The effect of 1–20 aa of Vav1 on T cell activation. A, J.Vav1 cells were infected with lentiviral particles bearing vector backbone only, or Vav1, Vav1(ΔN20), and Vav1-substituted mutations as indicated, respectively. The expressions of the Vav1 variants were verified by Western blot with antibody against Vav1, or tubulin as an internal control. B, J.Vav1 cells reconstituted with the indicated Vav1 proteins were loaded with Fura-2 AM and stimulated with OKT3. The intracellular calcium concentrations were monitored for 5 min for each sample and plotted with the fluorescence emission ratio of the Ca²⁺ bound to the free forms of Fura-2 as the vertical axis, and time as the horizontal axis.
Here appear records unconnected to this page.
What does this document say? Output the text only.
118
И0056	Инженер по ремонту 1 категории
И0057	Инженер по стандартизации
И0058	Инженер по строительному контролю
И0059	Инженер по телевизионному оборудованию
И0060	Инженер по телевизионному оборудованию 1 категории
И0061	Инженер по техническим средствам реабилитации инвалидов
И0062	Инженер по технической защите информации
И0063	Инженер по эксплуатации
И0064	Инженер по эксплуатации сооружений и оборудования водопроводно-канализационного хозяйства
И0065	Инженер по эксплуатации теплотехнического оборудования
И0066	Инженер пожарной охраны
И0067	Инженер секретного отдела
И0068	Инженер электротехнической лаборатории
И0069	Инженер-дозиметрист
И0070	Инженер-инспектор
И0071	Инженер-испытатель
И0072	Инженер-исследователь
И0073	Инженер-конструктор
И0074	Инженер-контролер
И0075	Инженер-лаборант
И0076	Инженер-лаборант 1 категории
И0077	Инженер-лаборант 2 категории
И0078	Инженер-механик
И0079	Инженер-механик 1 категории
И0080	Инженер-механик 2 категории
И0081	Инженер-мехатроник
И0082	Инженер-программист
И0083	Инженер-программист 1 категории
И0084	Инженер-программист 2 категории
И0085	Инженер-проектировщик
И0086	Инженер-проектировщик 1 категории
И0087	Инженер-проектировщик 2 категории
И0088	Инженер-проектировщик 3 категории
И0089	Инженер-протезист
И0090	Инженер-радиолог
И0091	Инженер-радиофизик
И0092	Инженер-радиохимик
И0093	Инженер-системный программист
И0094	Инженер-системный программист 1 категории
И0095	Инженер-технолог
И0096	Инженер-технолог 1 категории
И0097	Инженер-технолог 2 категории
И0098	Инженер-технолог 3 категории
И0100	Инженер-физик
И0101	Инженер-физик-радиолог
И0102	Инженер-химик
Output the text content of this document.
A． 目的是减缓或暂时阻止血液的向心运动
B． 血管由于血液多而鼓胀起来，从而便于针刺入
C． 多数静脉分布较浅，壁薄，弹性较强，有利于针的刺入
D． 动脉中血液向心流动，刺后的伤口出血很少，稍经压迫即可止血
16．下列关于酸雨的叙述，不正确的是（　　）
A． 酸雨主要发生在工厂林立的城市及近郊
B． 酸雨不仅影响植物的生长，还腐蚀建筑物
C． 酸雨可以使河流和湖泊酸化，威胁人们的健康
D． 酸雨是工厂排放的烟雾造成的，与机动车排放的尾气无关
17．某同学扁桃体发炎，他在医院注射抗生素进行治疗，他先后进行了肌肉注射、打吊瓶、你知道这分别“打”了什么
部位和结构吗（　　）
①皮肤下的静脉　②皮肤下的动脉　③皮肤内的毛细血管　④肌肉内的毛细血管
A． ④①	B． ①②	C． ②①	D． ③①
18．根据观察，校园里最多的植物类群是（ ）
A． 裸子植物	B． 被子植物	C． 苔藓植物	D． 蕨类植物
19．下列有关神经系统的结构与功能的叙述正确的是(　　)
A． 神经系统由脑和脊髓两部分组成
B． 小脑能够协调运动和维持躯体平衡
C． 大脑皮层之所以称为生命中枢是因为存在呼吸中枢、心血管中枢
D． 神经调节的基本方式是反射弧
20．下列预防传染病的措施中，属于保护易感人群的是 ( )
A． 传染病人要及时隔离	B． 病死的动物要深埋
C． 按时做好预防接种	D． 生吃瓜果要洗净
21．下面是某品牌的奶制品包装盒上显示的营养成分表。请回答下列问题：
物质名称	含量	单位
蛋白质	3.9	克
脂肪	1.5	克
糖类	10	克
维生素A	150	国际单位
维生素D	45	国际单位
C, J.Vav1 cells were transfected with reporter plasmids, pNFAT-Luc and TK-Renilla, together with plasmid backbone (pcDNA4), or plasmids encoding Vav1, Vav1(ΔN20), Vav1(Vav2-N20), or Vav1(Vav3-N20) as indicated. At 24 h post-transfection, the cells were left unstimulated (NS) or stimulated with OKT3 for 6 h. The luciferase reporter assay was performed as described under ”Experimental Procedures.“ The NFAT activity was presented as the ratio of the firefly luciferase activity to Renilla luciferase activity for each transfectant. Histograms represent the mean values from three independent experiments with S.D. D, cell lysates were analyzed by Western blot and one set of experiments was shown to indicate expression of the various Vav1 proteins for reporter assays. E, J.Vav1 cells were transduced with lentiviruses bearing various Vav1 proteins or vector backbone, respectively, and seeded at the same concentrations. Then the cells remained non-stimulated (NS) or stimulated with OKT3 for 24 h. The cell culture media were collected and IL-2 content was determined by ELISA. Three independent experiments were performed and are represented by histograms with the mean ± S.D. from triplicate samples.